With a good and cheap bottle of Malbec; quite a decent salad with spinach, pumpkin, sun-dried tomatoes, mushrooms and parmesan; and two scoops of ice cream, we ate until we were quite satisfechas for something like $17 per person. I felt almost embarrassed.

The next night, we went slightly more high-end to La Cabrera, another place so popular that it has two locations across the street from each other. We ate at La Cabrera Norte, which looked a little cozier, and sat on the sidewalk on a perfect summer night. We had to wait awhile, though the restaurant provided everyone waiting with free glasses of champagne and bites of sausage or stuffed olives. (We’ve dealt with the late-night schedule of porteños by living on New York time—when you sit down to eat at midnight, BA time, it’s only 9 p.m. in New York!)

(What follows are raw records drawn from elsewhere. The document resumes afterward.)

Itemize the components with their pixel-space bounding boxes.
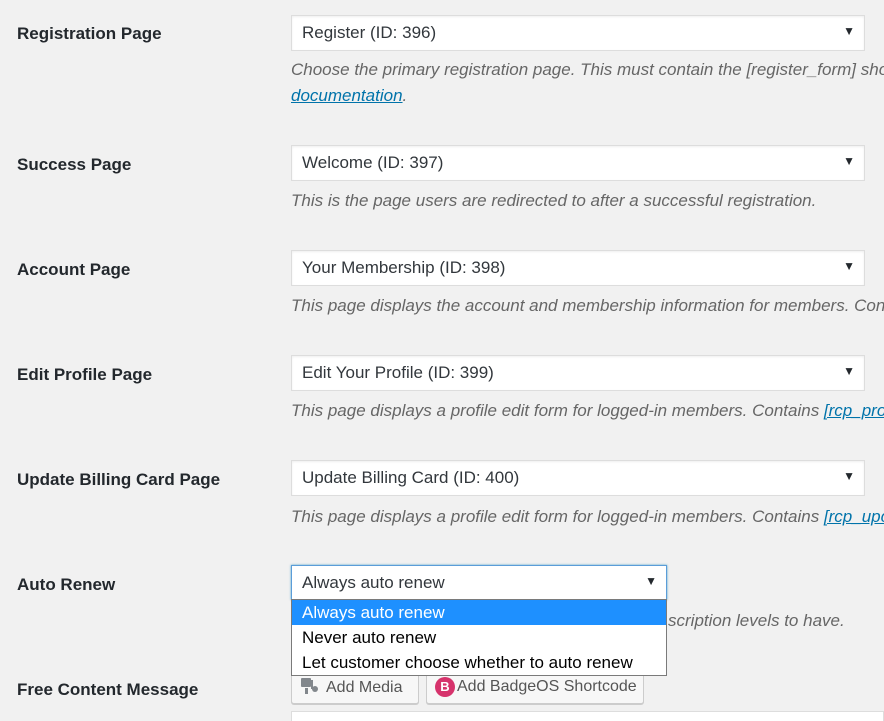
update-billing-card-page-select[interactable]: Update Billing Card (ID: 400) ▼ — [291, 460, 865, 496]
free-content-message-label: Free Content Message — [17, 680, 199, 699]
account-page-label: Account Page — [17, 260, 131, 279]
registration-page-label: Registration Page — [17, 24, 162, 43]
add-badgeos-shortcode-label: Add BadgeOS Shortcode — [457, 678, 637, 695]
success-page-label: Success Page — [17, 155, 132, 174]
edit-profile-page-label: Edit Profile Page — [17, 365, 153, 384]
add-media-button[interactable]: Add Media — [291, 673, 419, 704]
media-icon — [300, 677, 320, 700]
auto-renew-select-value: Always auto renew — [302, 573, 445, 592]
free-content-editor[interactable] — [291, 711, 884, 721]
registration-page-select-value: Register (ID: 396) — [302, 23, 437, 42]
edit-profile-page-select-value: Edit Your Profile (ID: 399) — [302, 363, 494, 382]
auto-renew-option-customer-choice[interactable]: Let customer choose whether to auto rene… — [292, 650, 666, 675]
chevron-down-icon: ▼ — [843, 364, 855, 378]
edit-profile-page-select[interactable]: Edit Your Profile (ID: 399) ▼ — [291, 355, 865, 391]
account-page-select[interactable]: Your Membership (ID: 398) ▼ — [291, 250, 865, 286]
success-page-description: This is the page users are redirected to… — [291, 191, 817, 210]
registration-page-description: Choose the primary registration page. Th… — [291, 60, 884, 79]
account-page-description: This page displays the account and membe… — [291, 296, 884, 315]
update-billing-card-page-label: Update Billing Card Page — [17, 470, 221, 489]
auto-renew-select[interactable]: Always auto renew ▼ — [291, 565, 667, 600]
rcp-profile-shortcode-link[interactable]: [rcp_pro — [824, 401, 884, 420]
registration-page-select[interactable]: Register (ID: 396) ▼ — [291, 15, 865, 51]
chevron-down-icon: ▼ — [645, 574, 657, 588]
update-billing-card-page-description: This page displays a profile edit form f… — [291, 507, 884, 527]
auto-renew-option-never[interactable]: Never auto renew — [292, 625, 666, 650]
add-media-label: Add Media — [326, 679, 403, 696]
auto-renew-description: scription levels to have. — [668, 611, 845, 630]
auto-renew-option-always[interactable]: Always auto renew — [292, 600, 666, 625]
auto-renew-dropdown-list: Always auto renew Never auto renew Let c… — [291, 599, 667, 676]
account-page-select-value: Your Membership (ID: 398) — [302, 258, 506, 277]
add-badgeos-shortcode-button[interactable]: B Add BadgeOS Shortcode — [426, 673, 644, 704]
update-billing-card-page-select-value: Update Billing Card (ID: 400) — [302, 468, 520, 487]
success-page-select-value: Welcome (ID: 397) — [302, 153, 444, 172]
chevron-down-icon: ▼ — [843, 24, 855, 38]
rcp-update-card-shortcode-link[interactable]: [rcp_upc — [824, 507, 884, 526]
edit-profile-page-description: This page displays a profile edit form f… — [291, 401, 884, 421]
badgeos-icon: B — [435, 677, 455, 697]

The meat here, of course, was also fantastic, with the ojo de bife or ribeye making their bife de chorizo seem almost tasteless in comparison. Their morcilla, or blood sausage, had a crackling crisp casing, a better snap than any hot dog I’ve ever had, and that smooth taste that’s so familiar to me from soondae, Korean blood sausage. They also have provoleta as an appetizer, a grilled skillet of cheese with herbs that is just a salty luxury. But the appetizers were almost superfluous compared to the dozen or more little ramekins they gave us filled with things like tapenade, apple sauce, roasted garlic, green beans, potatoes in aioli. There’s just something so happy-making about a whole array of side-dishes.

We topped off the night with glasses of champagne and lollipops from their lollipop tree. There’s so much about this city I still don’t understand, but champagne and lollipops, that was easy.